Being champion meant everything to me and I'd worked my ass of to get here. I was grateful for the companies faith in me but it seemed not everyone in the wwe universe agreed.

Everywhere I looked...........

He's not championship material

He's mid card at best

He doesn't deserve it

Hes boring

It went on and on and on, the hate, people tearing strips off me and some on them even went so far as to get personal with their comments.

"Therr you are! We've been looking everywhere for............what's happened is it Erin and the baby?" Rhea asks crouching in front of me.

Moving my hands I notice the drops of water on my fingers. Without knowing it I had allowed myself to cry.

"No.....no mami and baby are fine" I say "I just.........they are going to hate me no matter what I do aren't they?" I sigh

"You need to stop looking at those comments" she says placing her hands on my arms "the number of fans you have that love you far out way the haters. And think of what you have, a woman that worships you, a baby on the way and a whole bunch of colleagues that believe in you"

"Thanks nightmare you're the best" I say woth a small smile and she gives me a hug

"So Erin's good, and baby is good huh?" She says changing the subject

"Yeah Erin is.......she's amazing, she's glowing I've honestly never seen her look more beautiful" I smile "her bump is growing and baby is doing great but the fear is still there for both of us you know"

"It will probably be there until you hold your little one in your arms" she says "did you find out the gender at the last scan?" She asks

"No baby wasn't co operating, laying with its back to us so the doctor couldn't see" I chuckle "but Erin is convinced it's a boy"

"Well it certainly has your stubborness" she laughs "and what about you what do you think?"

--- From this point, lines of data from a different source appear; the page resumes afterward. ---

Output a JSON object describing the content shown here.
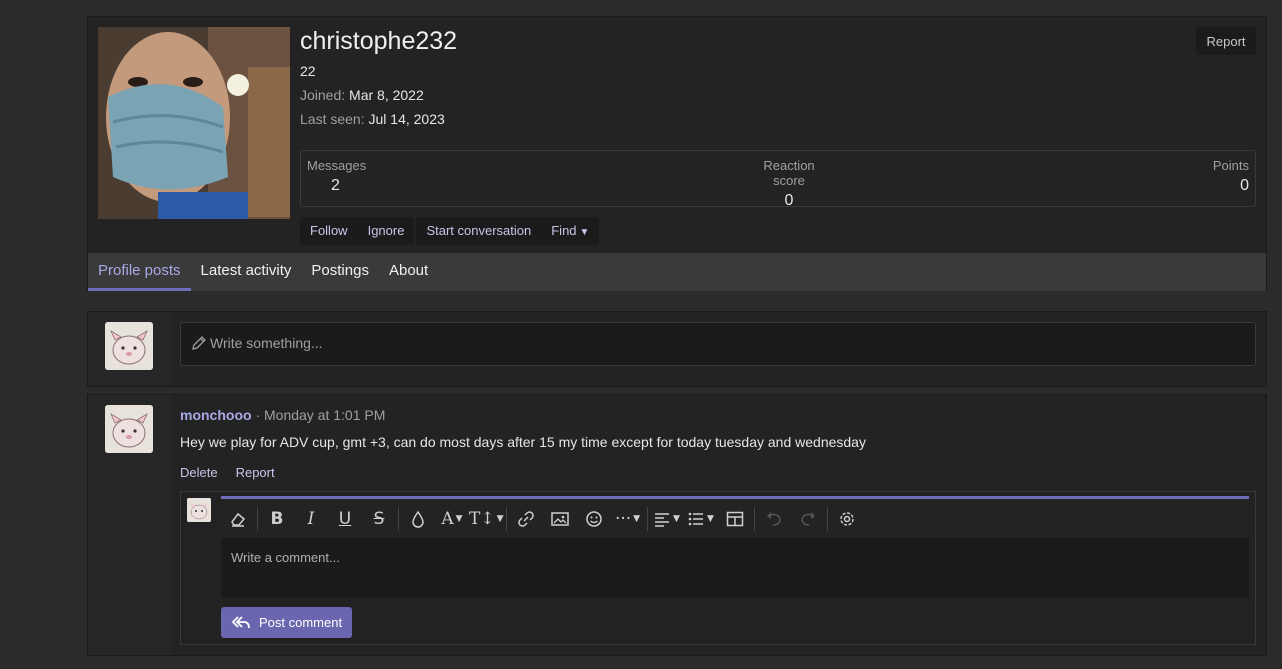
{
  "profile": {
    "username": "christophe232",
    "age": "22",
    "joined_label": "Joined:",
    "joined_value": "Mar 8, 2022",
    "lastseen_label": "Last seen:",
    "lastseen_value": "Jul 14, 2023",
    "report": "Report",
    "stats": {
      "messages_label": "Messages",
      "messages_value": "2",
      "reaction_label": "Reaction score",
      "reaction_value": "0",
      "points_label": "Points",
      "points_value": "0"
    },
    "actions": {
      "follow": "Follow",
      "ignore": "Ignore",
      "start_conversation": "Start conversation",
      "find": "Find"
    },
    "tabs": [
      "Profile posts",
      "Latest activity",
      "Postings",
      "About"
    ]
  },
  "write_box": {
    "placeholder": "Write something..."
  },
  "post": {
    "author": "monchooo",
    "meta": "· Monday at 1:01 PM",
    "body": "Hey we play for ADV cup, gmt +3, can do most days after 15 my time except for today tuesday and wednesday",
    "delete": "Delete",
    "report": "Report"
  },
  "comment": {
    "placeholder": "Write a comment...",
    "submit": "Post comment"
  },
  "colors": {
    "accent": "#6f6bb8",
    "link": "#c6c6ea",
    "bg": "#2b2b2b",
    "panel": "#232323"
  }
}
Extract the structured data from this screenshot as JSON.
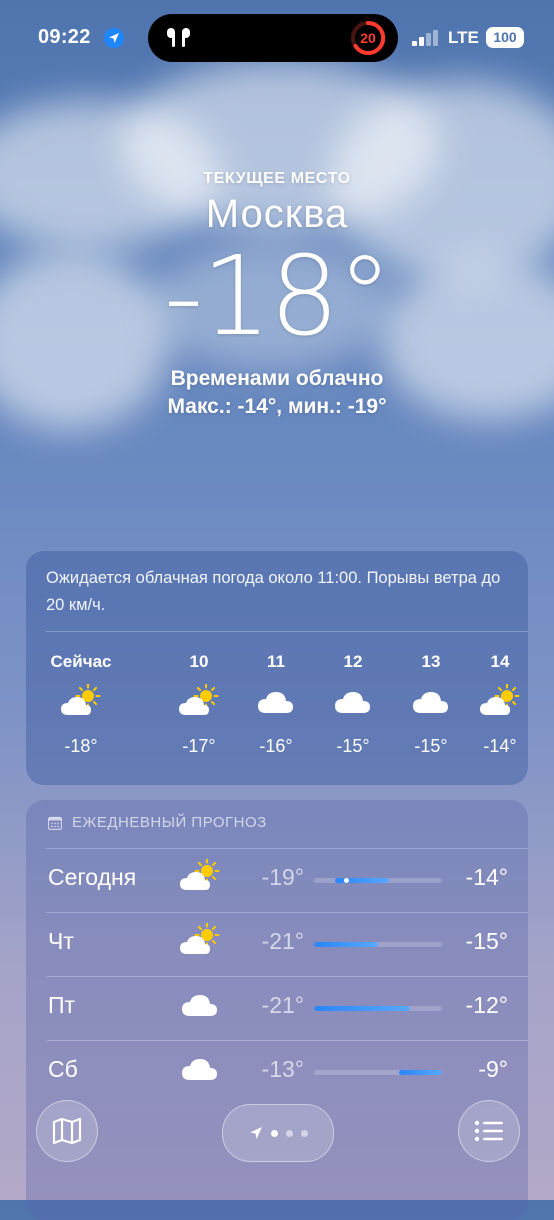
{
  "status_bar": {
    "time": "09:22",
    "network": "LTE",
    "battery": "100",
    "activity_ring_value": "20"
  },
  "header": {
    "subtitle": "ТЕКУЩЕЕ МЕСТО",
    "city": "Москва",
    "temperature": "-18°",
    "condition": "Временами облачно",
    "hilo": "Макс.: -14°, мин.: -19°"
  },
  "hourly": {
    "summary": "Ожидается облачная погода около 11:00. Порывы ветра до 20 км/ч.",
    "items": [
      {
        "label": "Сейчас",
        "icon": "partly-sunny-icon",
        "temp": "-18°"
      },
      {
        "label": "10",
        "icon": "partly-sunny-icon",
        "temp": "-17°"
      },
      {
        "label": "11",
        "icon": "cloud-icon",
        "temp": "-16°"
      },
      {
        "label": "12",
        "icon": "cloud-icon",
        "temp": "-15°"
      },
      {
        "label": "13",
        "icon": "cloud-icon",
        "temp": "-15°"
      },
      {
        "label": "14",
        "icon": "partly-sunny-icon",
        "temp": "-14°"
      }
    ]
  },
  "daily": {
    "title": "ЕЖЕДНЕВНЫЙ ПРОГНОЗ",
    "range_min": -21,
    "range_max": -9,
    "days": [
      {
        "day": "Сегодня",
        "icon": "partly-sunny-icon",
        "min": "-19°",
        "max": "-14°",
        "min_val": -19,
        "max_val": -14,
        "current_val": -18
      },
      {
        "day": "Чт",
        "icon": "partly-sunny-icon",
        "min": "-21°",
        "max": "-15°",
        "min_val": -21,
        "max_val": -15
      },
      {
        "day": "Пт",
        "icon": "cloud-icon",
        "min": "-21°",
        "max": "-12°",
        "min_val": -21,
        "max_val": -12
      },
      {
        "day": "Сб",
        "icon": "cloud-icon",
        "min": "-13°",
        "max": "-9°",
        "min_val": -13,
        "max_val": -9
      }
    ]
  },
  "colors": {
    "bar_start": "#2a86ff",
    "bar_end": "#5aa8ff",
    "activity_ring": "#ff3b30"
  }
}
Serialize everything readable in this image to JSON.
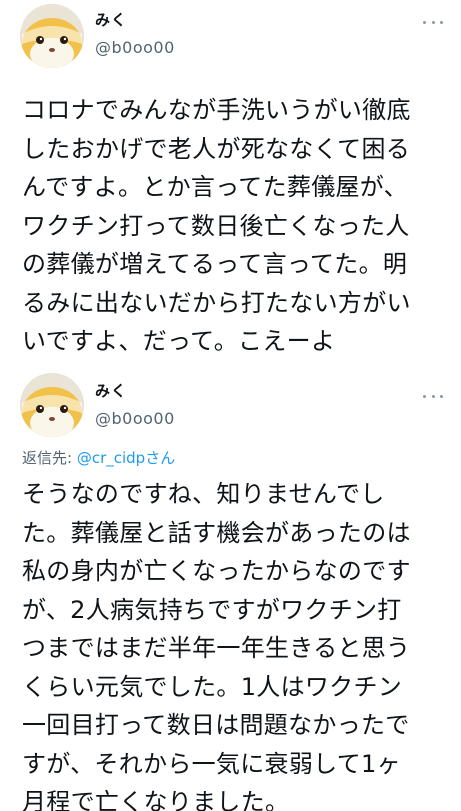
{
  "tweets": [
    {
      "username": "みく",
      "handle": "@b0oo00",
      "body": "コロナでみんなが手洗いうがい徹底\nしたおかげで老人が死ななくて困る\nんですよ。とか言ってた葬儀屋が、\nワクチン打って数日後亡くなった人\nの葬儀が増えてるって言ってた。明\nるみに出ないだから打たない方がい\nいですよ、だって。こえーよ",
      "avatar_icon": "guinea-pig-avatar",
      "more_icon": "more-horizontal-icon"
    },
    {
      "username": "みく",
      "handle": "@b0oo00",
      "reply_prefix": "返信先: ",
      "reply_mention": "@cr_cidpさん",
      "body": "そうなのですね、知りませんでし\nた。葬儀屋と話す機会があったのは\n私の身内が亡くなったからなのです\nが、2人病気持ちですがワクチン打\nつまではまだ半年一年生きると思う\nくらい元気でした。1人はワクチン\n一回目打って数日は問題なかったで\nすが、それから一気に衰弱して1ヶ\n月程で亡くなりました。",
      "avatar_icon": "guinea-pig-avatar",
      "more_icon": "more-horizontal-icon"
    }
  ],
  "colors": {
    "text": "#0f1419",
    "secondary": "#536471",
    "link": "#1d9bf0",
    "background": "#ffffff"
  }
}
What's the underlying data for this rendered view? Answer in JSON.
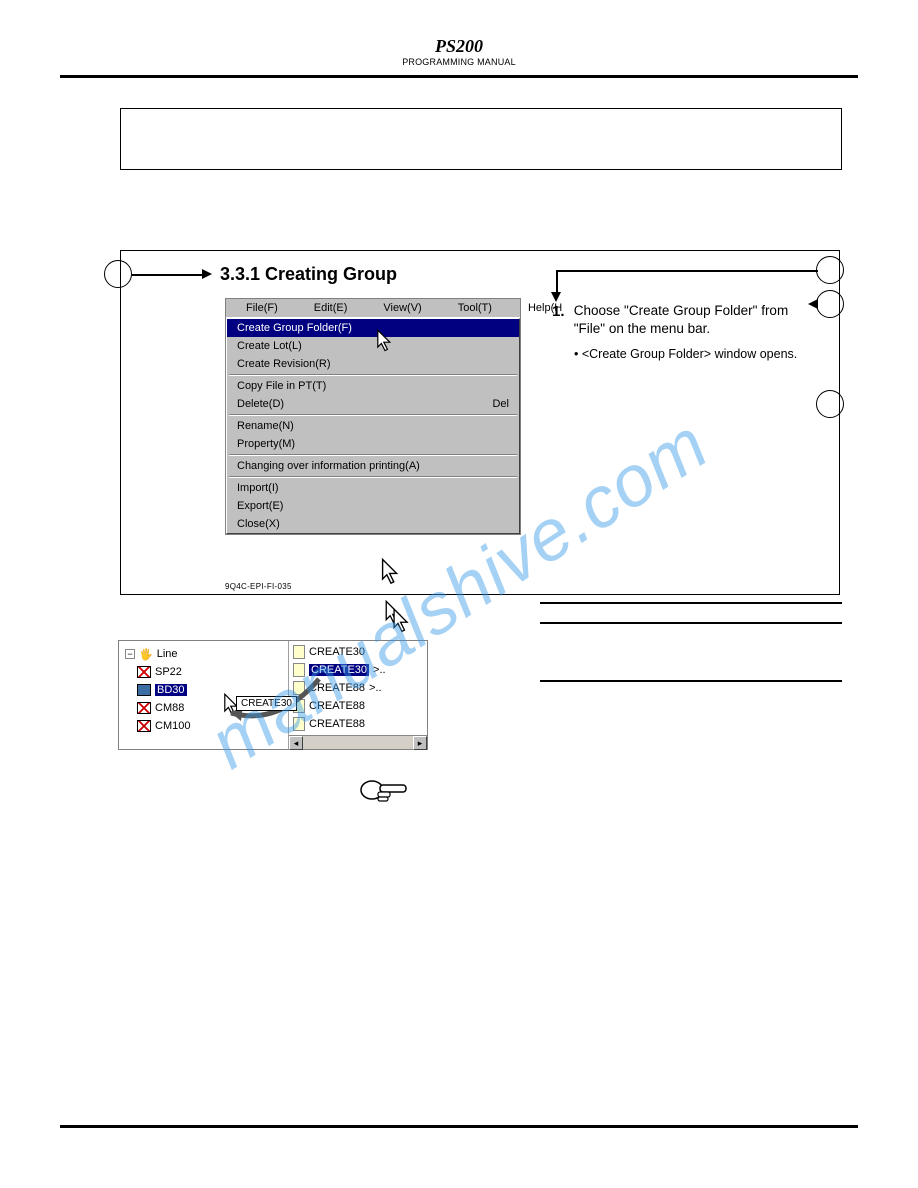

"As long as baby is healthy I don't mind but my gut is telling me it's a girl" I say "I have to be honest, the hate, the fear over the baby and trying to make plans it's all just getting to be too much"

"OK first you forget about the hate, put it out of you mind and don't think about it. Focus on you, Erin and the baby" she says "what plans do you need to make?"

"Oh you know the usual, location, cake, outfit......all that stuff" I say

"Waot a bloody second are you............are you planning a wedding?" She asks and I nod "and when were you going to tell me you guys were getting married?  Since when do you keep things from your terror twin asshole?"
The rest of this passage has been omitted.